What can we learn from the discussion draft of ‘A Toolkit for Addressing Difficulties in Accessing Comparables Data for Transfer Pricing Analyses’?
In 2017, the Platform for Collaboration on Tax released a draft toolkit – A Toolkit for Addressing Difficulties in Accessing Comparables Data for Transfer Pricing Analyses – that aims to address the challenges associated with retrieving comparables data for the analysis of transfer pricing (TP): an important aspect of international tax policy.
The Platform for Collaboration on Tax features RoyaltyRange (www.royaltyrange.com) as the European database for intangibles license agreements and royalty rates.
The Platform for Collaboration on Tax is a joint initiative between the International Monetary Fund (IMF), the Organisation for Economic Co-operation and Development (OECD), the United Nations (UN) and the World Bank Group. It released the discussion draft to help developing countries overcome challenges associated with a lack of comparables data, so that they can conduct efficient TP analyses and make the best of the data that is available.
What does the draft toolkit discuss?
The discussion draft is one in a series of reports the Platform for Collaboration on Tax has created. The reports are designed to help developing countries implement the OECD/G20 Base Erosion and Profit Shifting (BEPS) initiative, so that they can safeguard their tax bases from aggressive tax planning. The discussion draft highlights these issues with respect to commercial databases:
- Most commercial databases collate information produced for purposes other than transfer pricing.

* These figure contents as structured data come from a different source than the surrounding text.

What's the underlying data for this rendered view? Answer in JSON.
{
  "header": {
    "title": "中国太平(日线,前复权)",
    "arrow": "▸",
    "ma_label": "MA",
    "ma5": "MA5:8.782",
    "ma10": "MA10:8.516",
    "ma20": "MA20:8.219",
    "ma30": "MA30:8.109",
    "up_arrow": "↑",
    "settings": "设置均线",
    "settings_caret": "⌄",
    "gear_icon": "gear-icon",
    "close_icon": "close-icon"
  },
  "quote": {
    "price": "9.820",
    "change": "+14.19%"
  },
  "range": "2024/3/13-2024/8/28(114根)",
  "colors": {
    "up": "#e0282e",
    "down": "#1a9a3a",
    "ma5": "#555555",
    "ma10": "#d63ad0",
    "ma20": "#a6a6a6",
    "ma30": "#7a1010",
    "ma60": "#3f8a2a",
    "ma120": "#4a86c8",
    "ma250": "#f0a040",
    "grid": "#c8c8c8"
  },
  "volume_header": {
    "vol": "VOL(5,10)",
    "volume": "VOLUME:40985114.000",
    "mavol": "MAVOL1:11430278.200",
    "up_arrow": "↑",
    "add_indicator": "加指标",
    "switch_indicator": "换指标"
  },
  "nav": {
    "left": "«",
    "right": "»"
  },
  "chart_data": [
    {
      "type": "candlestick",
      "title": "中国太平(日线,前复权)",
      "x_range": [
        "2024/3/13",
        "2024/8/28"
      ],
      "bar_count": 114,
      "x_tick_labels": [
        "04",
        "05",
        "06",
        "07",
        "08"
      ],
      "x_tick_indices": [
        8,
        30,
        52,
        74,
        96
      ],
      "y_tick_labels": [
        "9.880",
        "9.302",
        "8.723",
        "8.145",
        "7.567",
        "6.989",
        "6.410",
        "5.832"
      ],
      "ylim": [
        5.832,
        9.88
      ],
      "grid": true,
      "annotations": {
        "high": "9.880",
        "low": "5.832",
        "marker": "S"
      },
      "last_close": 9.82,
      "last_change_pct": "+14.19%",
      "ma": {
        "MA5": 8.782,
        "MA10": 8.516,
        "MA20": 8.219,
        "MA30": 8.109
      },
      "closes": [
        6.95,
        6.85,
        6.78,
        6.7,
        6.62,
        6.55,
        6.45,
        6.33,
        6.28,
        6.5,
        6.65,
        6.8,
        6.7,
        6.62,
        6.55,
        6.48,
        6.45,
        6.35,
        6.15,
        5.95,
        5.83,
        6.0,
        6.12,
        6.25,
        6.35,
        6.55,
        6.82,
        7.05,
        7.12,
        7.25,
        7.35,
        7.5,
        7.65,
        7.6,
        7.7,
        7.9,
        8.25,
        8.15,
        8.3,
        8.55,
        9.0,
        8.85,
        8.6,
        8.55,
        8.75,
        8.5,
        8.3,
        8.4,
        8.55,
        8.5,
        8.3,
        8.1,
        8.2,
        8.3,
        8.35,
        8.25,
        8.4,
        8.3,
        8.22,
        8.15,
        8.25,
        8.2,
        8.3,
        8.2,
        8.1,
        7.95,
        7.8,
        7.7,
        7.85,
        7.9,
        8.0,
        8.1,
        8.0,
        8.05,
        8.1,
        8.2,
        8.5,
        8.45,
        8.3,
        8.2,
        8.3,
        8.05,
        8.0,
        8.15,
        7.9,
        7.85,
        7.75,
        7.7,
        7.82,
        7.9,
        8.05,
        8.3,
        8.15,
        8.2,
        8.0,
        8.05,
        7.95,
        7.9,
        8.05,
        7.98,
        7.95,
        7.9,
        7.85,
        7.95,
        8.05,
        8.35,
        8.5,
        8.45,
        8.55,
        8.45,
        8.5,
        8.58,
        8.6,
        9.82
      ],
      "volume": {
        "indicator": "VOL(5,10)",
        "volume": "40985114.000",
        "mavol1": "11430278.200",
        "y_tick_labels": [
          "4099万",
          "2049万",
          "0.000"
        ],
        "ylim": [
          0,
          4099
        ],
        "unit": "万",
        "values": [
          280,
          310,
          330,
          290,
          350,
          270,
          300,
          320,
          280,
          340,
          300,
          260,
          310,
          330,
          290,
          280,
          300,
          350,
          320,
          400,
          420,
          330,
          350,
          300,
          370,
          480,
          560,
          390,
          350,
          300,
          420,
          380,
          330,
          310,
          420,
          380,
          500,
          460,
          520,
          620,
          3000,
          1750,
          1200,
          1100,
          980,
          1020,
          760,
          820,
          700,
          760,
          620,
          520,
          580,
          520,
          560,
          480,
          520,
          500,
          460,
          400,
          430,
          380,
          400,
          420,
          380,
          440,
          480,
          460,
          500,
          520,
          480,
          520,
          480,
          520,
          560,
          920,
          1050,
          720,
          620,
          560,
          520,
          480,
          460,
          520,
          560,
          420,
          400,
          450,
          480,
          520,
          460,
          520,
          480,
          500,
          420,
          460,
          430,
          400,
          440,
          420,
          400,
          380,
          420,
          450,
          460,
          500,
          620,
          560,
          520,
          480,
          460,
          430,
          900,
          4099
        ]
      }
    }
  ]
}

- With respect to commercial databases, many developing countries report two core challenges: access and limited data coverage. First, they highlight difficulties, including costs involved, in relation to accessing commercial databases. Second, even where they can be accessed, such databases often contain limited, or no, data concerning local economic operators that may potentially serve as comparables.
RoyaltyRange was initially designed as a transfer pricing database, with the aim to also use the data for tax, valuation, legal, patent box and benchmarking purposes.
RoyaltyRange provides data to more than 40 countries, including developing countries. We make sure that our database can be accessed by the government and public organizations and businesses worldwide, and that it provides a sufficient coverage for all types of analyses.
Some useful practical discussion points
The Platform for Collaboration on Tax mentioned some good practical points on the method selection and comparability, which could be employed when drafting your deliverable:
- While the characteristics of the transaction are of primary importance in selecting the transfer pricing method, the availability of comparables information must also be considered. This step, therefore, helps to determine the feasibility of potential transfer pricing methods ahead of the closer analysis.
- The CUP method is most often applied for the licensing of some intangibles, particularly where the license is not unique and valuable, to benchmark a royalty rate.
- Often, no reference information exists to compare highly complex transactions such as those involving unique and valuable intangibles. However, limitations in the availability of information can occur in relation to all transactions, not just those of a unique nature and complexity.
What is transfer pricing?
The discussion draft defines transfer pricing as ‘a price employed in a transaction between associated enterprises’.
Transfer pricing is a legitimate and necessary feature of the commercial activities of multinational enterprises. However, where the transfer prices used do not accord with internationally applicable norms or with the arm’s length principle under domestic law, they can distort the allocation of profit among the countries in which a multinational enterprise operates.